Я вскочил. Стал руки по швам, неожиданно для себя выпалил:
— Товарищ комиссар, разрешите мне вступить в партию большевиков.
Леонов улыбнулся:
— В таком деле разрешения не требуется. Это личное дело ваше и тех, кто вас будет принимать. Что касается меня, то я считаю вас достойным и желаю успеха.
Поняв, что разговор окончен, я попросил разрешения идти. Комиссар согласно кивнул, но тут же задержал меня:
— Вы ответили Метельской?
— Не успел, товарищ комиссар.
— Постарайтесь сегодня же ответить, — посоветовал он. — Напишите, что в полку знают о ее горе и клянутся отомстить врагу за смерть Метельского…
Сутки идет проливной дождь. Речки разбухли, вышли из берегов. Мы промокли до нитки. От лошадей валит пар. Чтобы дать им хоть немного отдохнуть, спешиваемся, устало месим грязь, иногда бредем прямо по воде.
Мои товарищи почем зря клянут Пилсудского, всех буржуев на свете, вспоминают бога. Только я ничего не вижу, ничего не чувствую. Я на седьмом небе от счастья — сегодня меня приняли в партию.

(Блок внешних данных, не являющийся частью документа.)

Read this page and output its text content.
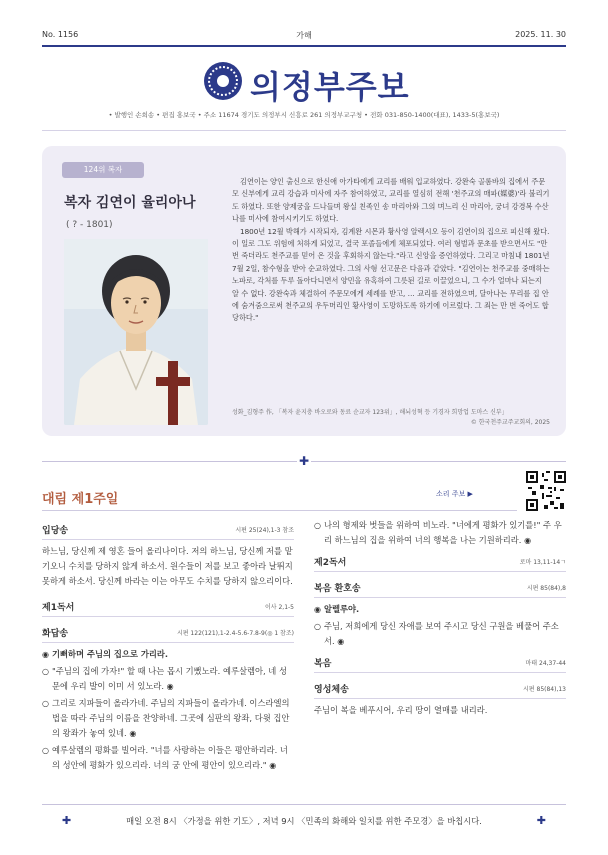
No. 1156	가해	2025. 11. 30
의정부주보
• 발행인 손희송 • 편집 홍보국 • 주소 11674 경기도 의정부시 신흥로 261 의정부교구청 • 전화 031-850-1400(대표), 1433-5(홍보국)
124위 복자
복자 김연이 율리아나
( ? - 1801)

김연이는 양인 출신으로 한신애 아가타에게 교리를 배워 입교하였다. 강완숙 골롬바의 집에서 주문모 신부에게 교리 강습과 미사에 자주 참여하였고, 교리를 열심히 전해 '천주교의 매파(媒婆)'라 불리기도 하였다. 또한 양제궁을 드나들며 왕실 친족인 송 마리아와 그의 며느리 신 마리아, 궁녀 강경복 수산나를 미사에 참여시키기도 하였다.

1800년 12월 박해가 시작되자, 김계완 시몬과 황사영 알렉시오 등이 김연이의 집으로 피신해 왔다. 이 일로 그도 위험에 처하게 되었고, 결국 포졸들에게 체포되었다. 여러 형벌과 문초를 받으면서도 "만 번 죽더라도 천주교를 믿어 온 것을 후회하지 않는다."라고 신앙을 증언하였다. 그리고 마침내 1801년 7월 2일, 참수형을 받아 순교하였다. 그의 사형 선고문은 다음과 같았다. "김연이는 천주교를 중매하는 노파로, 각처를 두루 돌아다니면서 양민을 유혹하여 그릇된 길로 이끌었으니, 그 수가 얼마나 되는지 알 수 없다. 강완숙과 체결하여 주문모에게 세례를 받고, … 교리를 전하였으며, 달아나는 무리를 집 안에 숨겨줌으로써 천주교의 우두머리인 황사영이 도망하도록 하기에 이르렀다. 그 죄는 만 번 죽어도 합당하다."

성화_김형주 作, 「복자 윤지충 바오로와 동료 순교자 123위」, 해뇌성혁 등 기경자 희망업 도마스 신부」
© 한국천주교주교회의, 2025
✚
대림 제1주일	소리 주보 ▶
입당송	시편 25(24),1-3 참조
하느님, 당신께 제 영혼 들어 올리나이다. 저의 하느님, 당신께 저를 맡기오니 수치를 당하지 않게 하소서. 원수들이 저를 보고 좋아라 날뛰지 못하게 하소서. 당신께 바라는 이는 아무도 수치를 당하지 않으리이다.
제1독서	이사 2,1-5
화답송	시편 122(121),1-2.4-5.6-7.8-9(◎ 1 참조)
◉ 기뻐하며 주님의 집으로 가리라.
○ "주님의 집에 가자!" 할 때 나는 몹시 기뻤노라. 예루살렘아, 네 성문에 우리 발이 이미 서 있노라. ◉
○ 그리로 지파들이 올라가네. 주님의 지파들이 올라가네. 이스라엘의 법을 따라 주님의 이름을 찬양하네. 그곳에 심판의 왕좌, 다윗 집안의 왕좌가 놓여 있네. ◉
○ 예루살렘의 평화를 빌어라. "너를 사랑하는 이들은 평안하리라. 너의 성안에 평화가 있으리라. 너의 궁 안에 평안이 있으리라." ◉
○ 나의 형제와 벗들을 위하여 비노라. "너에게 평화가 있기를!" 주 우리 하느님의 집을 위하여 너의 행복을 나는 기원하리라. ◉
제2독서	로마 13,11-14ㄱ
복음 환호송	시편 85(84),8
◉ 알렐루야.
○ 주님, 저희에게 당신 자애를 보여 주시고 당신 구원을 베풀어 주소서. ◉
복음	마태 24,37-44
영성체송	시편 85(84),13
주님이 복을 베푸시어, 우리 땅이 열매를 내리라.
✚	매일 오전 8시 〈가정을 위한 기도〉, 저녁 9시 〈민족의 화해와 일치를 위한 주모경〉을 바칩시다.	✚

К вечеру натолкнулись на новые позиции противника. Дождь наконец прекратился. Ветер разогнал тучи. Выглянуло долгожданное солнце!
Полк привел себя в порядок после похода и атаковал поляков. Слова комиссара Леонова о месте коммуниста запали мне в душу, и я все время старался поспеть туда, где сеча жарче. Ребята потом хвалили меня. Но самым приятным было то, что Коваленко, обычно скупой на похвалы, шутливо заметил:
— Ты, куманек, сегодня много капусты нарубил…
Ночью, чуть только вздремнул, вызвали в штаб.
Командир полка уже все знает, пожимает мне руку. Говорит:
— Молодец. Объявляю тебе благодарность. А сегодня ночью в разведку не пойдешь. Останешься на проводы комиссара. Он убит, и тело его мы отправляем на родину.
Слушаю командира, а смысла сказанного не пойму. Комиссара убили? Товарища Леонова? Не верится!..
И вот мы на станции. Товарный поезд. Духовой оркестр. На открытой платформе, украшенной полевыми цветами, обтянутый красным гроб. Короткие речи.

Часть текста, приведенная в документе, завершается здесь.